- Born: 28 July 1922
- Died: 3 September 2011 (aged 89) Vilafortuny, Spain
- Occupation: Businesswoman
- Relatives: Xavier Espot Zamora (grandson)

= Júlia Bonet Fité =

Júlia Bonet Fité (28 July 1922 – 3 September 2011) was an Andorran businesswoman, president and founder of Perfumeria Júlia.

== Early life ==
Bonet was the daughter of Francesc Bonet, a native of Peramola (Alt Urgell), refugee in Andorra because of the Rif War, and one of the daughters of Cal Farreró d'Escaldes. Up to 12 years of age, she attended the French school in Escaldes, together with her sisters. When leaving the school, all three would leave to France to work, while Bonet would stay in Andorra because of her parents' wishes. She started working as a hairdresser in a barber shop on the lower floors of the house, which had a small space dedicated to ladies' hairdressing. Since Andorra did not have the necessary materials, Bonet moved to Toulouse to buy materials to use in her establishment, and also to sell them.

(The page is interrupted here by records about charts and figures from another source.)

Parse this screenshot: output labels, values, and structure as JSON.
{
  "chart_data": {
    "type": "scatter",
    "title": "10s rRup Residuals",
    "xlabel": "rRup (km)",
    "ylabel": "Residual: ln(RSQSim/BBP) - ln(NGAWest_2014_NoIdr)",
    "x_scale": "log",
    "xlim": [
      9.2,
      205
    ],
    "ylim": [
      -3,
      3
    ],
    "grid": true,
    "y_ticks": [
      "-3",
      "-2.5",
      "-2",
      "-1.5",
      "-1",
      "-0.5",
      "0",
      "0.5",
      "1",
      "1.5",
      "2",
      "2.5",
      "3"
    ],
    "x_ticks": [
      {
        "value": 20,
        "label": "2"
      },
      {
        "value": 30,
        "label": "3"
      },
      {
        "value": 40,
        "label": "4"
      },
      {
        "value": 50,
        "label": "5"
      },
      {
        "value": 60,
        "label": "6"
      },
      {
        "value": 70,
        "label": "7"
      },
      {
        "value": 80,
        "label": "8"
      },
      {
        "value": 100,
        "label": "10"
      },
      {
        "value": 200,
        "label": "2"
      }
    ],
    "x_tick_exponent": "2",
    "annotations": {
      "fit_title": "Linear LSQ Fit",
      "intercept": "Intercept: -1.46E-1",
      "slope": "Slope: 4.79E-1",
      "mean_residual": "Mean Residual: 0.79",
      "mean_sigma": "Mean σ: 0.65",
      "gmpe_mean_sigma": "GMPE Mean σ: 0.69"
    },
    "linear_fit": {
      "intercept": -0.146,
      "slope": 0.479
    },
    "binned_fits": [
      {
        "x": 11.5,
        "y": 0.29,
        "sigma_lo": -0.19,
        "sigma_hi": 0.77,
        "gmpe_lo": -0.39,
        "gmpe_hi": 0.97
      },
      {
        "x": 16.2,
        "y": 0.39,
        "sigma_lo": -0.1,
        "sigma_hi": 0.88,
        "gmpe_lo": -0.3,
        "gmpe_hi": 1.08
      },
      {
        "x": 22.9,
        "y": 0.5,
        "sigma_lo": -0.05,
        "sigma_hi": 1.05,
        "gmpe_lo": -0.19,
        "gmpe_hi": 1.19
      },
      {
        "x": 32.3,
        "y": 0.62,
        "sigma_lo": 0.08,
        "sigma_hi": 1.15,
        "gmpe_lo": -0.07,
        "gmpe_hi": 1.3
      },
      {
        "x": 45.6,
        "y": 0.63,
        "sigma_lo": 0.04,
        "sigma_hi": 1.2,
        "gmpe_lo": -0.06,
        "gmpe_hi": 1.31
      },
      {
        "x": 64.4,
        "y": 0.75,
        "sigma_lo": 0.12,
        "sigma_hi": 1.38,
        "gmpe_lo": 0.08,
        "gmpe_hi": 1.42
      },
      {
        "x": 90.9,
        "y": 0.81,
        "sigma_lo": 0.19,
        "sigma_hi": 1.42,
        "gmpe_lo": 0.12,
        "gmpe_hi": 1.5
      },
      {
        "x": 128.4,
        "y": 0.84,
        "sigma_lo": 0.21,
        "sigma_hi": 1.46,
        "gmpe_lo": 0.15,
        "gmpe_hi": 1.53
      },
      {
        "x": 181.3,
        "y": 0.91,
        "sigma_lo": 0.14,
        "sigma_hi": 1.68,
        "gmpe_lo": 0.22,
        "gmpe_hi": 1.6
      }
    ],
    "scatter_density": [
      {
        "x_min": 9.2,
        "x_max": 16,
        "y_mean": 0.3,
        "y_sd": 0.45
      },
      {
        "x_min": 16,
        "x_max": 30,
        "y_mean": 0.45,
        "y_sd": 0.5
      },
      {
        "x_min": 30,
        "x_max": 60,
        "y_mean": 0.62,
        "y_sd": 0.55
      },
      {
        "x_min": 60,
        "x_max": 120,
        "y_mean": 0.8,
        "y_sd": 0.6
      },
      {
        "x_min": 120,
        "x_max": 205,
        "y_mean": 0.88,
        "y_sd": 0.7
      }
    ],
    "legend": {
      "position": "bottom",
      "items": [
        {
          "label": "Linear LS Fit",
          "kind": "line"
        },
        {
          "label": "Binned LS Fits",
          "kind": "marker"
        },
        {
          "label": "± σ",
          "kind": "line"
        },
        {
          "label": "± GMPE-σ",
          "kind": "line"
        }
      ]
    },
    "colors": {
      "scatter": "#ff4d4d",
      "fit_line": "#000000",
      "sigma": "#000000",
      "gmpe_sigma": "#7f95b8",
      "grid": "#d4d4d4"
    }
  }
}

The social changes that occurred in Andorra during the second half of the 20th century and the consumerist fever that became the root cause of the political situation in neighboring countries make Júlia Bonet increase the sale of products in a very significant way, leading her to move away from hairdressing toward the selling of perfumes.

In 1948, Bonet married Père Zamora, a worker of FHASA, who later joined the family business. With him, she had three daughters, Anna Maria, Melania and Immaculada, who would also end up joining the business.

== The business expansion ==
The success of the operation allowed the business to improve expand, and they gradually opened other stores in other parts of the country. Specifically, in 1958, Bonet would open what would be the second store on Meritxell Avenue of Andorra la Vella. In 1961, she opened a third store in Escaldes, under the name Anmei, based on the name of her three daughters. In 1970, she opened the Ibis d'Escaldes perfumery, motivated by the need not leave a part of the neglected clientele due to the works that were carried out in the mansion of Júlia Bonet.

The first center opened outside the central and commercial center of the country in Pas de la Casa, in 1983, which encouraged sales to visitors from Andorra on the French border.

Towards 1985, Bonet decided to close the hairdresser's shop, and to build one of the centers for marriage, the Júlia Center, presided over by a monumental clock called "Horloge à voir le temps couler", by Bernard Gitton. At that time, she also decided to create her own range of products, which would later be updated in 2004.

In 1999, the business began to expand outside the Andorran borders, specifically into Spain, where she opened several perfumeries around the country.

== Death ==
On the morning of 3 September 2011, Bonet suffered a cardiorespiratory arrest in her apartment located in Vilafortuny (Cambrils). She was transferred to the Hospital de Reus, and nothing could be done to save her life. The burial took place in the Church of Sant Pere Màrtir in Escaldes-Engordany on September 5. In mourning, all Perfumeria Júlia stores were kept closed for two days.